Created By : Jatin Gogia
Reviewed By : Rajasekhar Valipishetty
Last Updated : Apr 06, 2023
HCF Calculator using the Euclid Division Algorithm helps you to find the Highest common factor (HCF) easily for 2480, 4152 i.e. 8 the largest integer that leaves a remainder zero for all numbers.
HCF of 2480, 4152 is 8 the largest number which exactly divides all the numbers i.e. where the remainder is zero. Let us get into the working of this example.
Consider we have numbers 2480, 4152 and we need to find the HCF of these numbers. To do so, we need to choose the largest integer first and then as per Euclid's Division Lemma a = bq + r where 0 ≤ r ≤ b
Highest common factor (HCF) of 2480, 4152 is 8.
HCF(2480, 4152) = 8
Highest common factor or Highest common divisor (hcd) can be calculated by Euclid's algotithm.

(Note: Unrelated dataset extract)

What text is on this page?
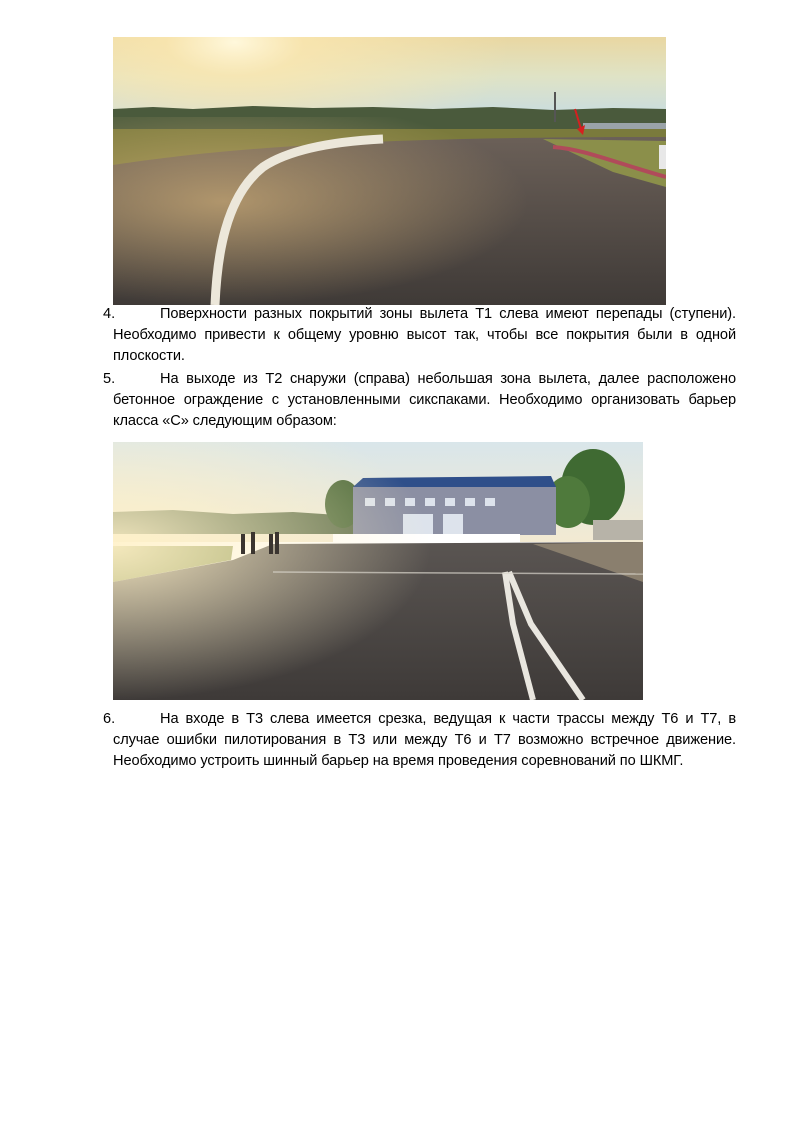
4.	Поверхности разных покрытий зоны вылета Т1 слева имеют перепады (ступени). Необходимо привести к общему уровню высот так, чтобы все покрытия были в одной плоскости.

5.	На выходе из Т2 снаружи (справа) небольшая зона вылета, далее расположено бетонное ограждение с установленными сикспаками. Необходимо организовать барьер класса «С» следующим образом:

6.	На входе в Т3 слева имеется срезка, ведущая к части трассы между Т6 и Т7, в случае ошибки пилотирования в Т3 или между Т6 и Т7 возможно встречное движение. Необходимо устроить шинный барьер на время проведения соревнований по ШКМГ.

Highest common factor (HCF) of 2480, 4152 is 8.
Step 1: Since 4152 > 2480, we apply the division lemma to 4152 and 2480, to get
4152 = 2480 x 1 + 1672
Step 2: Since the reminder 2480 ≠ 0, we apply division lemma to 1672 and 2480, to get
2480 = 1672 x 1 + 808
Step 3: We consider the new divisor 1672 and the new remainder 808, and apply the division lemma to get
1672 = 808 x 2 + 56
We consider the new divisor 808 and the new remainder 56,and apply the division lemma to get
808 = 56 x 14 + 24
We consider the new divisor 56 and the new remainder 24,and apply the division lemma to get
56 = 24 x 2 + 8
We consider the new divisor 24 and the new remainder 8,and apply the division lemma to get
24 = 8 x 3 + 0
The remainder has now become zero, so our procedure stops. Since the divisor at this stage is 8, the HCF of 2480 and 4152 is 8
Notice that 8 = HCF(24,8) = HCF(56,24) = HCF(808,56) = HCF(1672,808) = HCF(2480,1672) = HCF(4152,2480) .
Here are some samples of HCF using Euclid's Algorithm calculations.
1. What is the Euclid division algorithm?
Answer: Euclid's Division Algorithm is a technique to compute the Highest Common Factor (HCF) of given positive integers.
2. what is the HCF of 2480, 4152?
Answer: HCF of 2480, 4152 is 8 the largest number that divides all the numbers leaving a remainder zero.
3. How to find HCF of 2480, 4152 using Euclid's Algorithm?
Answer: For arbitrary numbers 2480, 4152 apply Euclid’s Division Lemma in succession until you obtain a remainder zero. HCF is the remainder in the last but one step.